| Past
Exhibitions
Classical
Conversations
3 September – 18 December
2005
Beauty is not always in the eye of
the beholder. Five marble heads of women—Greek, Roman, Renaissance,
Neoclassical, and modern—"converse" in the museum's galleries
about the persistence of classicism and the ideal.
A persistent theme in Western art
is an ideal of beauty first conceived in ancient Greece that has endured
through the ages. Over time, the allure of the Greek ideal has proven universal,
as capable of adapting to the vagaries of taste as of transcending time and
place altogether. The human figure was central to the classical conception
of beauty and the female head was, and remains, a natural site of aesthetic
preference. The five marble heads on view in this focus exhibition speak
to one another across the centuries, silent tributes to the ability of Art
to surpass Nature in sustaining beauty and vanquishing Time.

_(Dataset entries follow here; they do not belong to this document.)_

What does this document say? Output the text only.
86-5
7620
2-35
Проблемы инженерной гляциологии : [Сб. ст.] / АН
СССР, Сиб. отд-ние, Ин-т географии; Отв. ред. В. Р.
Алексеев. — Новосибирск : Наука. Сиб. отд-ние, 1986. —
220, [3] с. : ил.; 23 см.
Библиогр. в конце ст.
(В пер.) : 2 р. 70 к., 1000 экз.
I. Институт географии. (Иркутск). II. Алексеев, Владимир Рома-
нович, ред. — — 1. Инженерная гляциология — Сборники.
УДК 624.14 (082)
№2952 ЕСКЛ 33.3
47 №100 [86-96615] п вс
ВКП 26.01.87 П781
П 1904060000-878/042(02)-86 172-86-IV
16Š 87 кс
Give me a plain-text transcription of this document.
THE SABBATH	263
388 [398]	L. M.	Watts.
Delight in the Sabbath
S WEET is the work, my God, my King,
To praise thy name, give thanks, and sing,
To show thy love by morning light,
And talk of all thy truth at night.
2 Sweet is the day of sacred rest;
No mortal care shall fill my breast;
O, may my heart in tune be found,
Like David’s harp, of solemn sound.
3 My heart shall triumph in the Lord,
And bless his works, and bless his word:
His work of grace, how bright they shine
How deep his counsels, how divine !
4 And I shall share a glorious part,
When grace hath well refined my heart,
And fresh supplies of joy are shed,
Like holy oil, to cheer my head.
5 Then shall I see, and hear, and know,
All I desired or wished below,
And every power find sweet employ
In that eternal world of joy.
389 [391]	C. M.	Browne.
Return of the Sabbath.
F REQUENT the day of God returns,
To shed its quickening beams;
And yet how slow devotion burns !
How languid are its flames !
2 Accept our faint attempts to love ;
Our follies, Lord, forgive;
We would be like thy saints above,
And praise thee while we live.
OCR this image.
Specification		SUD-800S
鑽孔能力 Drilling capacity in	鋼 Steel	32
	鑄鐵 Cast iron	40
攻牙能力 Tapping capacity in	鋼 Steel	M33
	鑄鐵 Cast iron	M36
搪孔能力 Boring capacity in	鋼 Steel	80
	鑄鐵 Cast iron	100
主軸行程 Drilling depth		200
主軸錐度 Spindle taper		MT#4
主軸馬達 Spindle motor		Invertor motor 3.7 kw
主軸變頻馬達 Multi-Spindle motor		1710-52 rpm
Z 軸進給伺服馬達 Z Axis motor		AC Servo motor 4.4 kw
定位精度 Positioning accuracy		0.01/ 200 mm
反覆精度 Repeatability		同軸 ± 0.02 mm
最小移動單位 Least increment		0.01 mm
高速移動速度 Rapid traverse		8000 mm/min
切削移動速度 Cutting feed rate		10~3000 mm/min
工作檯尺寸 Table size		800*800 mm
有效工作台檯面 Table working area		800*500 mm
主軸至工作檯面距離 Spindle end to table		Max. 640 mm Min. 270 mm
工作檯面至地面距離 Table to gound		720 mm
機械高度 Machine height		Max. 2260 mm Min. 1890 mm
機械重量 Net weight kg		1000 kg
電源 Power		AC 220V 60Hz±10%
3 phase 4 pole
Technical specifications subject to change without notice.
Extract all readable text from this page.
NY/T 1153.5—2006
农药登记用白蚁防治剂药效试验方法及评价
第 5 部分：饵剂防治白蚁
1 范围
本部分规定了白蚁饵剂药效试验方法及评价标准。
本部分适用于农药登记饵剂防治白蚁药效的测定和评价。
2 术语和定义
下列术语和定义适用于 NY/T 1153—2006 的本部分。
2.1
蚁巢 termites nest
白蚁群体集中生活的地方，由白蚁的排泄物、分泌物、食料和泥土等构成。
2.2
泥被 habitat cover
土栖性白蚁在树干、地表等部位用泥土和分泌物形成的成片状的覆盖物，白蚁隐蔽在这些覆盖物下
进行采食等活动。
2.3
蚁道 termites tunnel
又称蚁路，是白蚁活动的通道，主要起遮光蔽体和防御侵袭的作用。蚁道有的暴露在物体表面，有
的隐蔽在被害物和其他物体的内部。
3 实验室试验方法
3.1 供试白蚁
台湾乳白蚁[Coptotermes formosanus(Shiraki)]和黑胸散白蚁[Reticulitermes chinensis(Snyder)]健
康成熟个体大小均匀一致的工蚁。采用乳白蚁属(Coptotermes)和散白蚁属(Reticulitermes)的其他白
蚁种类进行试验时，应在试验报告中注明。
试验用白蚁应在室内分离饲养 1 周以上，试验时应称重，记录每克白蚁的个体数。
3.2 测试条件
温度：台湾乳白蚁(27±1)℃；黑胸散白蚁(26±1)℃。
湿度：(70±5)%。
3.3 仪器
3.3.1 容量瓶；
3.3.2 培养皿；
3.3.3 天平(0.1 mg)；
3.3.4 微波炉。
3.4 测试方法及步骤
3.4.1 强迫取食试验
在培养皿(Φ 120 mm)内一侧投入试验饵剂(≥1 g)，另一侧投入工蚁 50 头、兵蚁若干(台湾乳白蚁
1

The works of art selected from the
museum's permanent collection to illustrate these points about beauty and
the ideal are a Greek Hellenistic head of a woman (possibly Aphrodite; 3rd-1st
c. BCE); a portrait of Faustina the Elder (wife of the emperor Antoninus
Pius; ca. 150 CE); Hiram Powers' allegorical bust of Faith (ca.
1870); and Elie Nadelman's Ideal Head of a Woman (ca. 1910). Francesco
Laurana's Renaissance sculpture of Jeanne de Laval (15th century)
is on loan to the museum from Michael Hall, New York City.
Mount Holyoke art history professor
John Varriano is guest curator of the exhibition.